A continuing mission of mine here at Offbeat Eats is trying to help fellow travelers find good places to eat. As I’ve commented many times before, airport food is generally a dismal experience, and with a few rare exceptions (notable airports I’ve found that have multiple good options for food include Heathrow and San Francisco, for example), airport dining is best avoided, and if you find yourself needing a meal, you often pay through the nose for it.
One particularly pleasant exception to this, however, lies in Detroit’s International Airport. Detroit is often the butt of jokes, and it often has earned that status, but for a city of its status, Detroit actually has a rather nice airport, particularly in their main McNamara terminal (home of the particularly cool colorful tunnel between concourses, which you can see here). There are a lot of restaurants here, of varying quality, but one thing stands out: primarily due to the large number of Japanese passengers passing through the airport, it sports multiple Japanese restaurants. One of these, Sora Japanese Cuisine and Sushi Bar, is one of my rare examples of “Good airport food”.
One of the nice things I like about Sora is that while they are centrally located in the terminal (they are one moving walkway away from the central area with the fountain), they maintain a fairly nice and quiet dining room, so they actually give you a nice place to get out of the hustle and bustle of the airport and enjoy your meal. And they’ve got a reasonably good menu; on several previous trips I’ve had the sushi, and it’s quite fresh and nicely done (although I’m always amazed how I can’t reliably bring a nail clipper through security, but this place has at least a dozen razor-sharp sushi knives just lying about).

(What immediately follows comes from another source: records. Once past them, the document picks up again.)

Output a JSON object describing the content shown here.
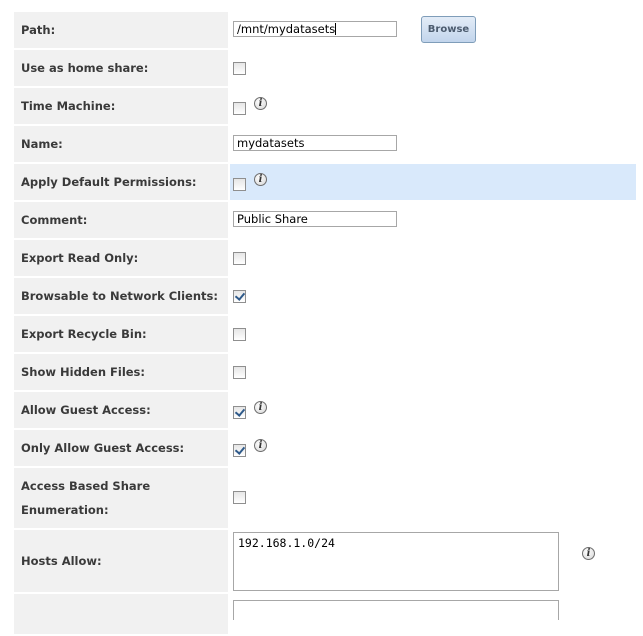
{
  "fields": {
    "path": {
      "label": "Path:",
      "value": "/mnt/mydatasets",
      "browse_label": "Browse"
    },
    "home_share": {
      "label": "Use as home share:",
      "checked": false
    },
    "time_machine": {
      "label": "Time Machine:",
      "checked": false
    },
    "name": {
      "label": "Name:",
      "value": "mydatasets"
    },
    "default_permissions": {
      "label": "Apply Default Permissions:",
      "checked": false
    },
    "comment": {
      "label": "Comment:",
      "value": "Public Share"
    },
    "export_read_only": {
      "label": "Export Read Only:",
      "checked": false
    },
    "browsable": {
      "label": "Browsable to Network Clients:",
      "checked": true
    },
    "recycle_bin": {
      "label": "Export Recycle Bin:",
      "checked": false
    },
    "hidden_files": {
      "label": "Show Hidden Files:",
      "checked": false
    },
    "guest_access": {
      "label": "Allow Guest Access:",
      "checked": true
    },
    "guest_only": {
      "label": "Only Allow Guest Access:",
      "checked": true
    },
    "abse": {
      "label_line1": "Access Based Share",
      "label_line2": "Enumeration:",
      "checked": false
    },
    "hosts_allow": {
      "label": "Hosts Allow:",
      "value": "192.168.1.0/24"
    }
  },
  "icons": {
    "info": "info-icon",
    "checkbox_checked": "check-icon"
  },
  "colors": {
    "label_bg": "#f1f1f1",
    "highlight_bg": "#d9e9fb",
    "button_bg": "#c2d5ec"
  }
}
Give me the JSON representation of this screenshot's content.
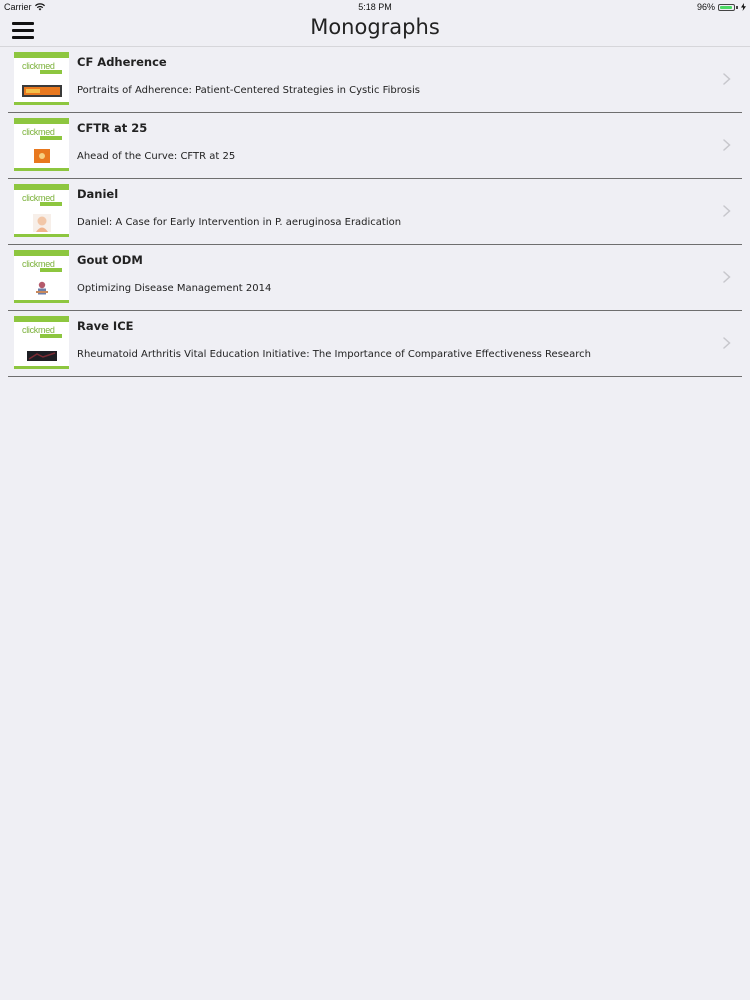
{
  "status_bar": {
    "carrier": "Carrier",
    "time": "5:18 PM",
    "battery_percent": "96%",
    "battery_level": 0.96
  },
  "nav": {
    "title": "Monographs",
    "menu_icon": "hamburger-menu-icon"
  },
  "thumbnail": {
    "logo_text": "clickmed",
    "accent_color": "#8dc63f"
  },
  "monographs": [
    {
      "title": "CF Adherence",
      "subtitle": "Portraits of Adherence: Patient-Centered Strategies in Cystic Fibrosis",
      "art": "orange-banner"
    },
    {
      "title": "CFTR at 25",
      "subtitle": "Ahead of the Curve: CFTR at 25",
      "art": "orange-square"
    },
    {
      "title": "Daniel",
      "subtitle": "Daniel: A Case for Early Intervention in P. aeruginosa Eradication",
      "art": "child-portrait"
    },
    {
      "title": "Gout ODM",
      "subtitle": "Optimizing Disease Management 2014",
      "art": "gout-figure"
    },
    {
      "title": "Rave ICE",
      "subtitle": "Rheumatoid Arthritis Vital Education Initiative: The Importance of Comparative Effectiveness Research",
      "art": "dark-banner"
    }
  ]
}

But they’ve also got a good kitchen menu, and this time, I was craving ramen.
Indeed, they’ve got several types of ramen on the menu (including a particularly nice gyoza ramen with some quite tasty dumplings served up in it), but this time I decided to stick with the classic tonkotsu ramen. And only a few minutes after ordering, was starting at a nice large bowl filled with noodles, tasty pork broth, pork, seaweed, and an egg. This was good ramen. The noodles, which should always be the star of the show, are good: slightly firm and toothy, and tasting of wheat without tasting doughy, these were good noodles. The broth is also a nice, rice, and very porky broth, a nice companion to the the half-dozen slabs of seasoned pork in my soup. About my only disappointment? I like the eggs in my ramen to be just barely past soft-boil stage, and this one was boiled hard. I decided to pass on it (maybe next time I can ask if they can do a custom egg for me). All in all, not a bad bowl of ramen for $11.95.
Overall, I’m happy with Sora. If they were anyplace but an airport, they’d be a good but not great place to grab a bowl of ramen or some sushi (for my metro-Detroit readers, if you are craving ramen, go check out the most excellent Matsu Chan hiding in a strip mall over in Canton). But for an airport, they provide not just some good food and a comfortable dining room, but do so at a reasonable price as well.